Me quedé quieta, sosteniéndome del marco de una puerta como si pudiera desvanecerme.

Me fui antes de escucharlo decir más.

No quería conmoverme. No quería volver a desear que lo hiciera todo diferente. Que me dijera que no fue miedo, sino ignorancia. Que no fue abandono, sino torpeza. Pero no hay sinónimos suficientes que justifiquen una ausencia. El amor no se mide en promesas ni en disculpas: se mide en presencia.

Lo odiaba por hacerme recordar. Por despertar en mí la voz que aún pregunta ¿y si?
Por hacerme sentir que todavía dolía. Y ahí, en ese rincón del hospital, lo supe:

A veces el amor no se supera.
Se transforma.
Y yo…yo quería venganza.

No de la cruel. No de la sangrienta.
Sino de esa que te devuelve el poder.
La que te hace mirar al pasado sin arrodillarte.
La que no busca hacerle daño, sino salvar lo que queda de vos misma.

Y sin embargo, me odiaba al mismo tiempo a mí por seguir esperándolo, en algún rincón absurdo del alma.

Esa noche, me senté en mi cama con el cuaderno que uso como diario desde que me vine a esta ciudad. Escribí como quien necesita vomitar. Las palabras salieron solas, como si escupiera veneno y flores al mismo tiempo.

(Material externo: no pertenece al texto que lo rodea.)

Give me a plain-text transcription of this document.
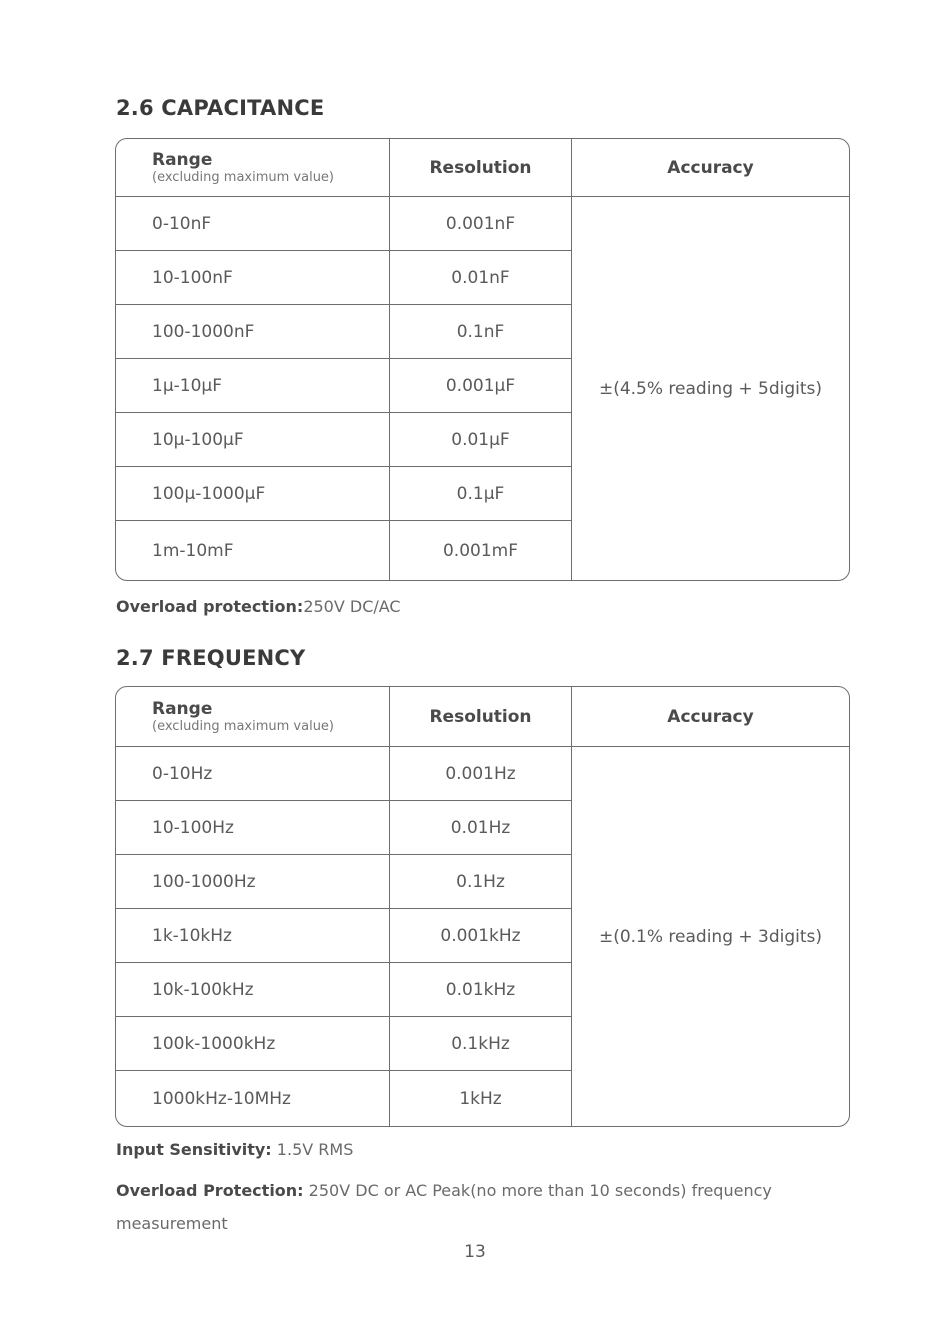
2.6 CAPACITANCE
Range
(excluding maximum value)	Resolution	Accuracy
0-10nF	0.001nF
±(4.5% reading + 5digits)
10-100nF	0.01nF
100-1000nF	0.1nF
1μ-10μF	0.001μF
10μ-100μF	0.01μF
100μ-1000μF	0.1μF
1m-10mF	0.001mF

Overload protection:250V DC/AC

2.7 FREQUENCY
Range
(excluding maximum value)	Resolution	Accuracy
0-10Hz	0.001Hz
±(0.1% reading + 3digits)
10-100Hz	0.01Hz
100-1000Hz	0.1Hz
1k-10kHz	0.001kHz
10k-100kHz	0.01kHz
100k-1000kHz	0.1kHz
1000kHz-10MHz	1kHz

Input Sensitivity: 1.5V RMS

Overload Protection: 250V DC or AC Peak(no more than 10 seconds) frequency measurement

13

“Hoy lo escuché decir que me amó. Que me ama. Que sabe de nuestra hija. Que sabe que falló. Y por un segundo, un estúpido segundo, quise creerle. Pero no se trata de amor. Se trata de estar. Y él nunca estuvo.”

Cerré el cuaderno con las manos temblando. Afuera, la lluvia golpeaba la ventana como una señal vieja. Me acosté con la almohada apretada contra el pecho. Y soñé con guitarras. Con canciones que nunca terminamos. Con incendios que todavía arden en algún lugar.